Nine Entertainment Co's poor start to this year's ratings season and a declining advertising market have been blamed for a below-par performance in its 2015/16 financial year.

In a shareholder announcement today, NEC reported a 6% drop in revenue to $1.29 billion and profit decline of 15% to $121.8 million on a like-for-like basis.

Nine significantly reduced its debt from $507.2 million to $177.6 million after selling its events business Nine Live. This sale and poor TV performance dented Nine's operating cash flow, which fell by 80% to $50.3 million. 

“As a business we are incredibly focused on regaining momentum in ratings and revenue, with a well advanced content plan for 2017," CEO Hugh Marks says. 

"The combination of our free-to-air, SVOD, AVOD and other digital assets is unique in this market and provides a strong platform for us to meet the changing needs of our audience and customers in the future.”                                      

TV below par

The network acknowledged its TV business suffered from poor programming in the first quarter of 2016, fewer hours of “premium Australian content” and a declining advertising market, down 3.9% in the first half of this year and 2% across Nine's FY16.

Nine Network's revenue declined 7% to $1.13 billion and profit was down 11% to $183.5 million.
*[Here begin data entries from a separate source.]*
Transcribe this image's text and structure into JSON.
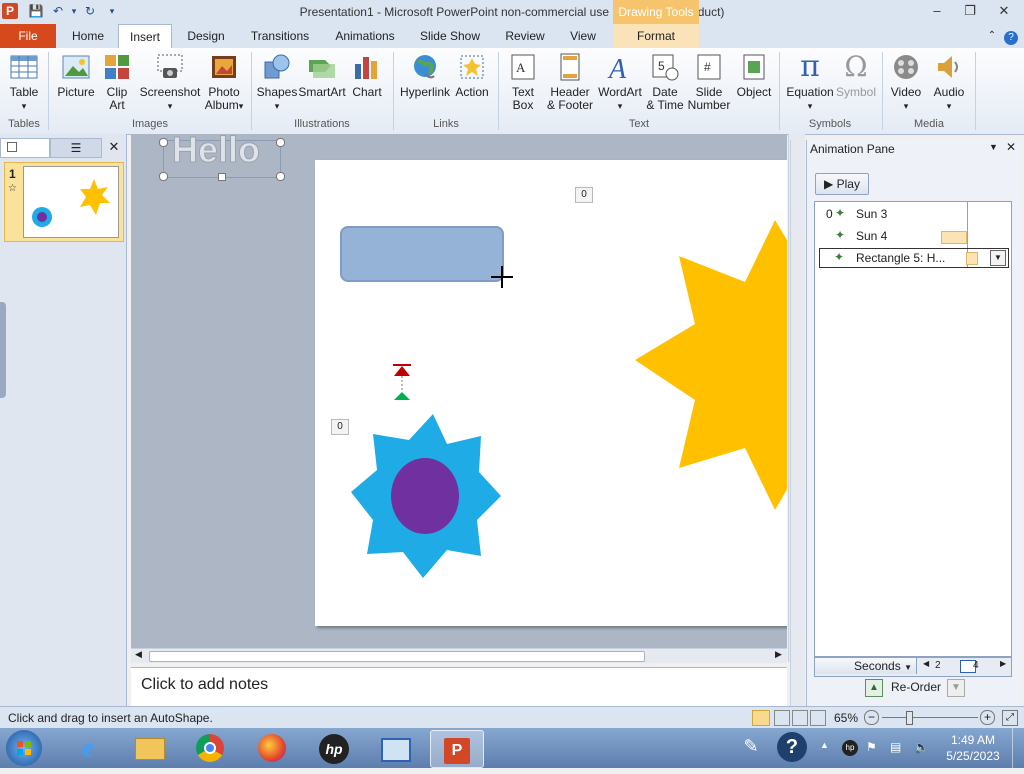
{
  "window": {
    "title": "Presentation1  -  Microsoft PowerPoint non-commercial use (Unlicensed Product)",
    "contextual_tab_group": "Drawing Tools",
    "app_icon": "P",
    "controls": {
      "minimize": "–",
      "restore": "❐",
      "close": "✕"
    }
  },
  "tabs": [
    {
      "label": "File"
    },
    {
      "label": "Home"
    },
    {
      "label": "Insert"
    },
    {
      "label": "Design"
    },
    {
      "label": "Transitions"
    },
    {
      "label": "Animations"
    },
    {
      "label": "Slide Show"
    },
    {
      "label": "Review"
    },
    {
      "label": "View"
    },
    {
      "label": "Format"
    }
  ],
  "ribbon": {
    "buttons": {
      "table": "Table",
      "picture": "Picture",
      "clip_art_1": "Clip",
      "clip_art_2": "Art",
      "screenshot": "Screenshot",
      "photo_album_1": "Photo",
      "photo_album_2": "Album",
      "shapes": "Shapes",
      "smartart": "SmartArt",
      "chart": "Chart",
      "hyperlink": "Hyperlink",
      "action": "Action",
      "textbox_1": "Text",
      "textbox_2": "Box",
      "header_footer_1": "Header",
      "header_footer_2": "& Footer",
      "wordart": "WordArt",
      "date_time_1": "Date",
      "date_time_2": "& Time",
      "slide_number_1": "Slide",
      "slide_number_2": "Number",
      "object": "Object",
      "equation": "Equation",
      "symbol": "Symbol",
      "video": "Video",
      "audio": "Audio"
    },
    "groups": {
      "tables": "Tables",
      "images": "Images",
      "illustrations": "Illustrations",
      "links": "Links",
      "text": "Text",
      "symbols": "Symbols",
      "media": "Media"
    },
    "symbol_glyphs": {
      "equation": "π",
      "symbol": "Ω"
    }
  },
  "thumbnails": {
    "slide_number": "1"
  },
  "slide": {
    "wordart_text": "Hello",
    "anim_tag_top": "0",
    "anim_tag_left": "0",
    "colors": {
      "rectangle": "#95b3d7",
      "sun_large": "#ffc000",
      "sun_small": "#1eabe6",
      "sun_center": "#7030a0"
    }
  },
  "notes": {
    "placeholder": "Click to add notes"
  },
  "animation_pane": {
    "title": "Animation Pane",
    "play_label": "Play",
    "items": [
      {
        "index": "0",
        "label": "Sun 3"
      },
      {
        "index": "",
        "label": "Sun 4"
      },
      {
        "index": "",
        "label": "Rectangle 5: H..."
      }
    ],
    "timeline": {
      "unit": "Seconds",
      "tick_1": "2",
      "tick_2": "4"
    },
    "reorder_label": "Re-Order"
  },
  "status": {
    "hint": "Click and drag to insert an AutoShape.",
    "zoom": "65%"
  },
  "taskbar": {
    "clock_time": "1:49 AM",
    "clock_date": "5/25/2023"
  }
}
Overall, TV costs were down 6.2%, helped by the government's TV licence fee reduction despite and TV production cost savings of 2%.

Several shows in the first quarter of this year either flopped or underperformed, including Reno Rumble, Australia's Got Talent and The Farmer Wants a Wife, while Nine's summer of cricket suffered from shorter test matches due to a weak visiting side.

Digital flat

Nine's digital business reported a 4% revenue decline to $149.9 million but a profit increase of 19% to 26 million.

This was due to the loss in Microsoft default traffic after Nine severed ties with MSN and the sale of HWW. Without these adjustments, revenue was flat, but Nine will be hoping for stronger gains in the current fiscal year after launching a suite of consumer content verticals and redesigning its digital network.

Bonus payments down

Nine's below par performance cost key executives in incentive payments for FY16 with new sales boss Michael Stephenson receiving only 8% of his target short-term incentive, albeit for less than half a year's work.

Chief executive Hugh Marks and NEC managing director Amanda Laing both received 20% of their STI target.

The report also revealed the scale of severance payments to key executives who departed in FY16, including former CFO and COO Simon Kelly ($2.19 million), chief revenue office Peter Wiltshire ($758,820 - including annual and long service leave) and CEO David Gyngell ($604,166).